Southern blotting is a technique that combines the use of restriction enzymes, electrophoresis, and DNA probes to generate, separate, and detect pieces of DNA.

Figure 33.12 Southern blotting procedure. [Note: Nonradiolabeled probes are now commonly used.]

A. Experimental procedure

This method, named after its inventor, Edward Southern, involves the following steps (Figure 33.12). First, DNA is extracted from cells, for example, a patient’s leukocytes. Second, the DNA is cleaved into many fragments using a restriction enzyme. Third, the resulting fragments are separated on the basis of size by electrophoresis. [Note: Because the large fragments move more slowly than the smaller ones, the lengths of the fragments, usually expressed as the number of base pairs, can be calculated from comparison of the position of the band relative to standard fragments of known size.] The DNA fragments in the gel are denatured and transferred (blotted) to a nitrocellulose membrane for analysis. If the original DNA represents the individual’s entire genome, the enzymic digest contains a million or more fragments. The gene of interest is on only one (or a few if the gene itself was fragmented) of these pieces of DNA. If all the DNA segments were visualized by a nonspecific technique, they would appear as an unresolved blur of overlapping bands.
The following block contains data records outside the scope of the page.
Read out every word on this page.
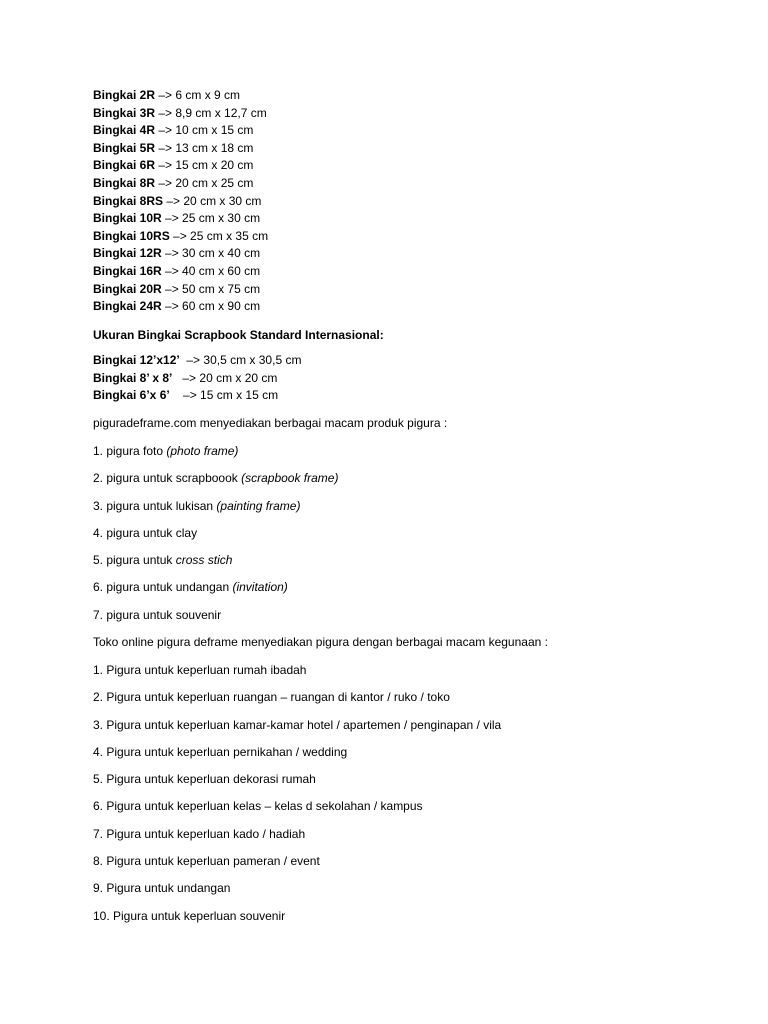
Bingkai 2R –> 6 cm x 9 cm
Bingkai 3R –> 8,9 cm x 12,7 cm
Bingkai 4R –> 10 cm x 15 cm
Bingkai 5R –> 13 cm x 18 cm
Bingkai 6R –> 15 cm x 20 cm
Bingkai 8R –> 20 cm x 25 cm
Bingkai 8RS –> 20 cm x 30 cm
Bingkai 10R –> 25 cm x 30 cm
Bingkai 10RS –> 25 cm x 35 cm
Bingkai 12R –> 30 cm x 40 cm
Bingkai 16R –> 40 cm x 60 cm
Bingkai 20R –> 50 cm x 75 cm
Bingkai 24R –> 60 cm x 90 cm
Ukuran Bingkai Scrapbook Standard Internasional:
Bingkai 12’x12’  –> 30,5 cm x 30,5 cm
Bingkai 8’ x 8’   –> 20 cm x 20 cm
Bingkai 6’x 6’    –> 15 cm x 15 cm
piguradeframe.com menyediakan berbagai macam produk pigura :
1. pigura foto (photo frame)
2. pigura untuk scrapboook (scrapbook frame)
3. pigura untuk lukisan (painting frame)
4. pigura untuk clay
5. pigura untuk cross stich
6. pigura untuk undangan (invitation)
7. pigura untuk souvenir
Toko online pigura deframe menyediakan pigura dengan berbagai macam kegunaan :
1. Pigura untuk keperluan rumah ibadah
2. Pigura untuk keperluan ruangan – ruangan di kantor / ruko / toko
3. Pigura untuk keperluan kamar-kamar hotel / apartemen / penginapan / vila
4. Pigura untuk keperluan pernikahan / wedding
5. Pigura untuk keperluan dekorasi rumah
6. Pigura untuk keperluan kelas – kelas d sekolahan / kampus
7. Pigura untuk keperluan kado / hadiah
8. Pigura untuk keperluan pameran / event
9. Pigura untuk undangan
10. Pigura untuk keperluan souvenir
To avoid this, the last step in Southern blotting uses a probe to identify the DNA fragments of interest. The patterns observed on Southern blot analysis depend both on the specific restriction endonuclease and on the probe used to visualize the restriction fragments. [Note: Variants of the Southern blot have been facetiously named “Northern” (electrophoresis of mRNA followed by hybridization with a specific probe), and “Western” (electrophoresis of protein followed by detection with an antibody directed against the protein of interest), neither of which relates to anyone’s name or to points of the compass.]

B. Detection of mutations

Southern blotting can detect DNA mutations such as large insertions, deletions, or rearrangements of nucleotides. It can also detect point mutations (replacement of one nucleotide by another;) that cause the loss or gain of restriction sites. Such mutations cause the pattern of bands to differ from those seen with a normal gene. Longer fragments are generated if a restriction site is lost. For example, in Figure 33.12, Person 2 lacks a restriction site present in Person 1. Alternatively, the point mutation may create a new cleavage site with the production of shorter fragments. [Note: Most sequence differences at restriction sites are harmless variations in the DNA.]